自然に・・・自然にってどうやるんだっけ。
透さんと、今までどう話してたっけ。

「部屋にも戻っていないようですし、どちらで寝泊まりを?」

その瞬間、思い出すのは置時計の存在。やっぱり、まだ監視されているんだろうか。

「・・・友人の、家に・・・」

ホテル、と言うのは少し無理があるかと思って。

「ホー、ミステリートレインで一緒に乗っていたあの男の家ですか?」
「ち、違います・・・!」

もしかして沖矢さんが、組織のことを探っているのに気付いているのだろうか。だから私と沖矢さんが会うことを嫌っているのか・・・。

「彼とはやはり、仲が良さそうですね」
「沖矢さんは関係ありません・・・」

しっかりと私を捉える視線に耐え難くなり、彼の足元に視線を落とした。

「へえ。あの男、沖矢というのですか」
「・・・っ!」

やってしまった。

名前までバレてしまうのはさすがにまずい。

そう思っても出てしまった言葉は戻せなくて。

「あ、あの後・・・名前をお伺いして・・・」
「僕には、それ以前に知っていたように感じましたけど」

やっぱり探偵なんて嫌い。
・・・透さんは好きだけど。

とにかく、この場から逃げなくてはいけない。でも逃げられない。
透さんと話がしたい。でも今はしたくない。

矛盾し過ぎる状況に、何も打開策が見当たらない。

「・・・っ!」

後ずさりを続けていた結果、部屋の奥まで行き着いてしまって。壁に背中がついてしまった。

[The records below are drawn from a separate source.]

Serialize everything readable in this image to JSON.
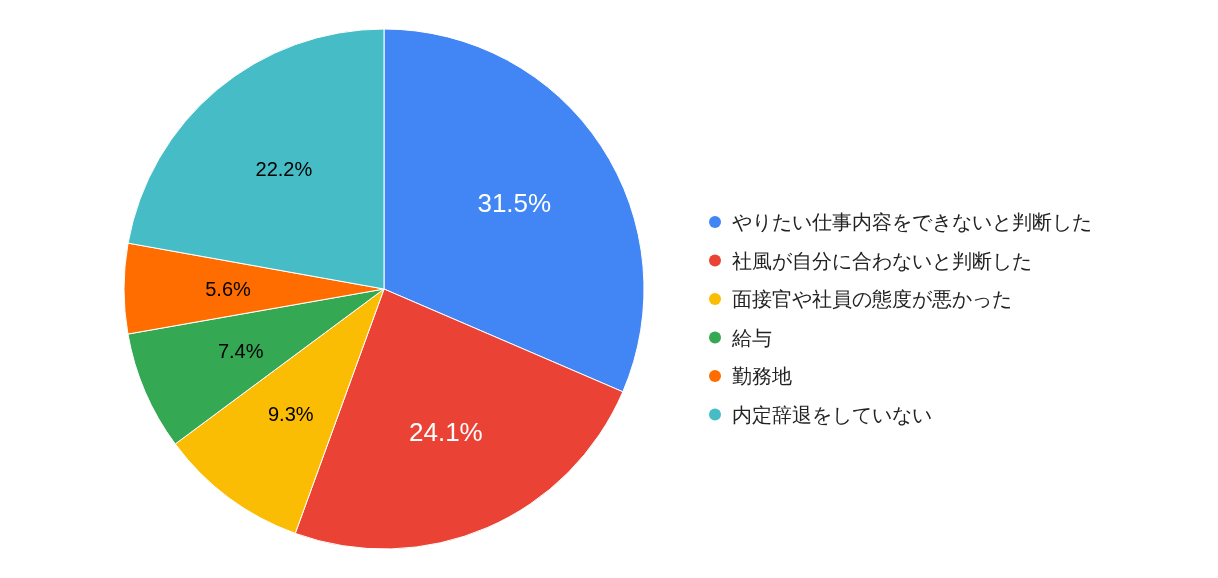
{
  "chart_data": {
    "type": "pie",
    "categories": [
      "やりたい仕事内容をできないと判断した",
      "社風が自分に合わないと判断した",
      "面接官や社員の態度が悪かった",
      "給与",
      "勤務地",
      "内定辞退をしていない"
    ],
    "values": [
      31.5,
      24.1,
      9.3,
      7.4,
      5.6,
      22.2
    ],
    "colors": [
      "#4285f4",
      "#ea4335",
      "#fbbc04",
      "#34a853",
      "#ff6d01",
      "#46bdc6"
    ],
    "value_labels": [
      "31.5%",
      "24.1%",
      "9.3%",
      "7.4%",
      "5.6%",
      "22.2%"
    ],
    "legend": "right"
  }
}
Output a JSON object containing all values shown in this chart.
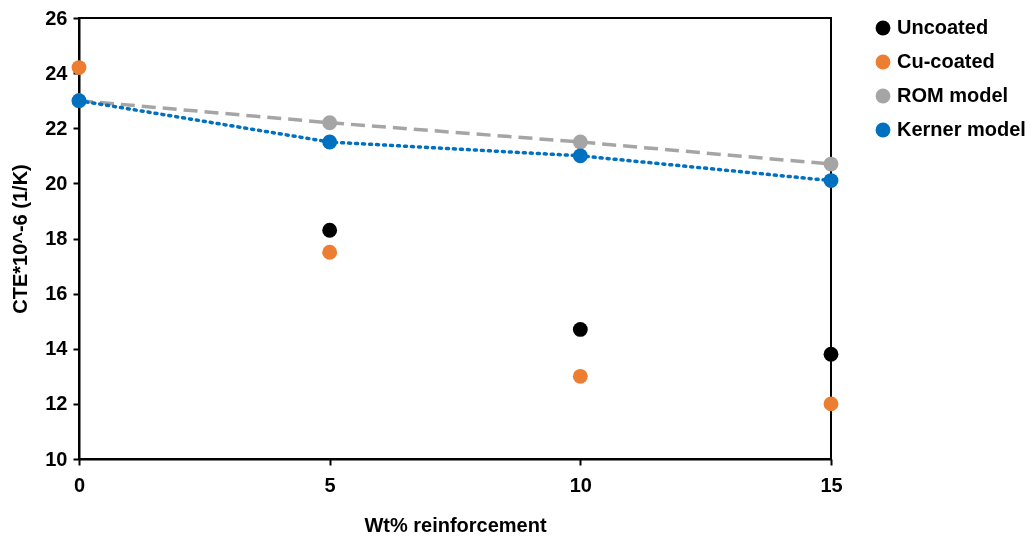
{
  "chart_data": {
    "type": "scatter",
    "xlabel": "Wt% reinforcement",
    "ylabel": "CTE*10^-6 (1/K)",
    "x": [
      0,
      5,
      10,
      15
    ],
    "xlim": [
      0,
      15
    ],
    "xticks": [
      0,
      5,
      10,
      15
    ],
    "ylim": [
      10,
      26
    ],
    "yticks": [
      10,
      12,
      14,
      16,
      18,
      20,
      22,
      24,
      26
    ],
    "grid": false,
    "legend": "right",
    "series": [
      {
        "name": "Uncoated",
        "color": "#000000",
        "marker": "circle",
        "values": [
          null,
          18.3,
          14.7,
          13.8
        ]
      },
      {
        "name": "Cu-coated",
        "color": "#ed7d31",
        "marker": "circle",
        "values": [
          24.2,
          17.5,
          13.0,
          12.0
        ]
      },
      {
        "name": "ROM model",
        "type": "line",
        "color": "#a5a5a5",
        "marker": "circle",
        "line_style": "dashed",
        "values": [
          23.0,
          22.2,
          21.5,
          20.7
        ]
      },
      {
        "name": "Kerner model",
        "type": "line",
        "color": "#0070c0",
        "marker": "circle",
        "line_style": "dotted",
        "values": [
          23.0,
          21.5,
          21.0,
          20.1
        ]
      }
    ]
  }
}
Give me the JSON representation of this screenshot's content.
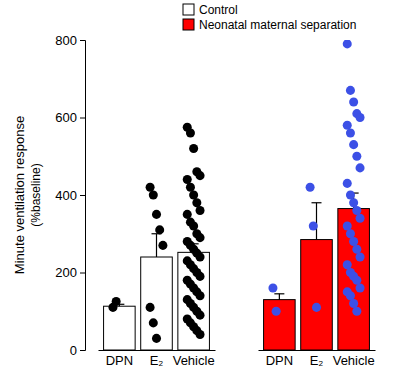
{
  "chart_data": {
    "type": "bar",
    "y_label": [
      "Minute ventilation response",
      "(%baseline)"
    ],
    "categories": [
      "DPN",
      "E₂",
      "Vehicle"
    ],
    "ylim": [
      0,
      800
    ],
    "yticks": [
      0,
      200,
      400,
      600,
      800
    ],
    "legend": "top",
    "series": [
      {
        "name": "Control",
        "color": "#ffffff",
        "values": [
          113,
          240,
          252
        ],
        "errors": [
          5,
          60,
          22
        ],
        "points": {
          "color": "#000000",
          "marker": "circle",
          "values": [
            [
              110,
              125
            ],
            [
              420,
              400,
              350,
              310,
              270,
              110,
              70,
              30
            ],
            [
              575,
              560,
              520,
              460,
              450,
              440,
              420,
              400,
              380,
              360,
              350,
              330,
              320,
              300,
              290,
              280,
              270,
              260,
              250,
              240,
              230,
              220,
              210,
              200,
              190,
              180,
              170,
              160,
              150,
              140,
              130,
              120,
              110,
              100,
              90,
              80,
              70,
              60,
              50,
              40
            ]
          ]
        }
      },
      {
        "name": "Neonatal maternal separation",
        "color": "#ff0000",
        "values": [
          130,
          285,
          365
        ],
        "errors": [
          15,
          95,
          40
        ],
        "points": {
          "color": "#3c50e6",
          "marker": "circle",
          "values": [
            [
              160,
              100
            ],
            [
              420,
              320,
              110
            ],
            [
              790,
              670,
              640,
              610,
              600,
              580,
              560,
              530,
              500,
              470,
              430,
              400,
              380,
              360,
              340,
              320,
              300,
              280,
              260,
              240,
              220,
              200,
              190,
              180,
              160,
              150,
              140,
              120,
              100
            ]
          ]
        }
      }
    ]
  }
}
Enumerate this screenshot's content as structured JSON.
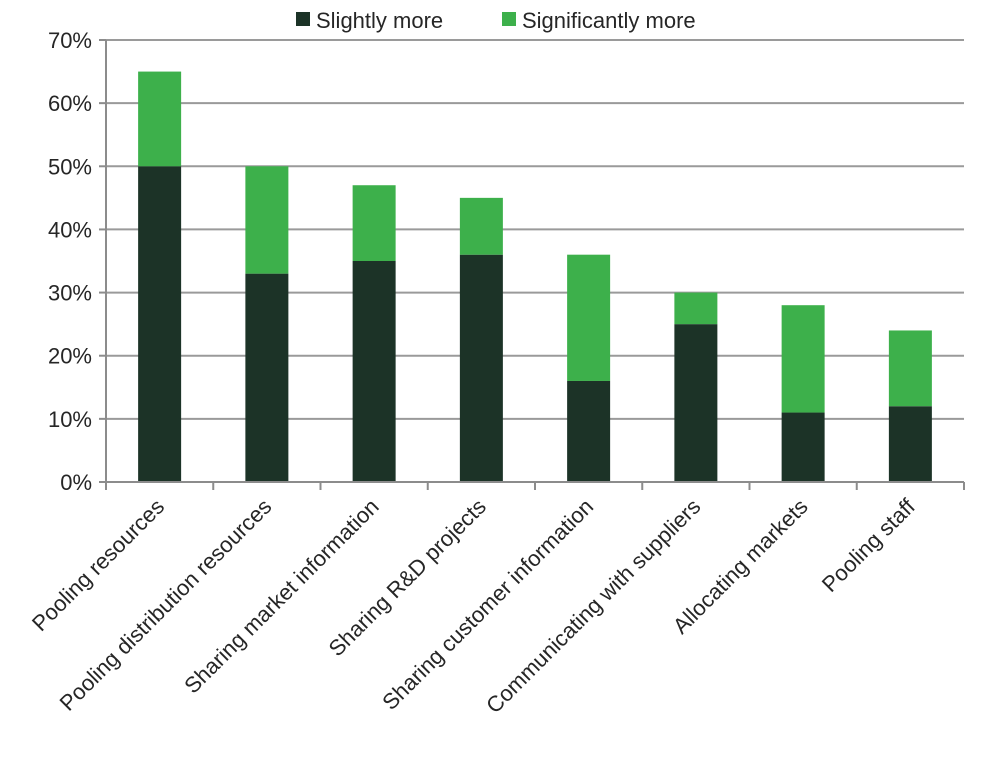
{
  "chart_data": {
    "type": "bar",
    "stacked": true,
    "title": "",
    "xlabel": "",
    "ylabel": "",
    "categories": [
      "Pooling resources",
      "Pooling distribution resources",
      "Sharing market information",
      "Sharing R&D projects",
      "Sharing customer information",
      "Communicating with suppliers",
      "Allocating markets",
      "Pooling staff"
    ],
    "series": [
      {
        "name": "Slightly more",
        "color": "#1c3327",
        "values": [
          50,
          33,
          35,
          36,
          16,
          25,
          11,
          12
        ]
      },
      {
        "name": "Significantly more",
        "color": "#3db04b",
        "values": [
          15,
          17,
          12,
          9,
          20,
          5,
          17,
          12
        ]
      }
    ],
    "ylim": [
      0,
      70
    ],
    "yticks": [
      0,
      10,
      20,
      30,
      40,
      50,
      60,
      70
    ],
    "ytick_labels": [
      "0%",
      "10%",
      "20%",
      "30%",
      "40%",
      "50%",
      "60%",
      "70%"
    ],
    "grid": true,
    "legend_position": "top"
  }
}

あの時・・・ミステリートレインの時と同じように逃げ場がなくなってしまって。

「ひなたさんには聞きたいことが沢山あるんです。よろしければ、今からお話しませんか」

壁際に追いやられたまま、透さんが迫って来る。思わず目を瞑ると、体が浮いた感覚がして。

恐怖から目を開けられずにいると、今度はどこかに投げられて。そこがベッドだと気付くのに時間は要しなかった。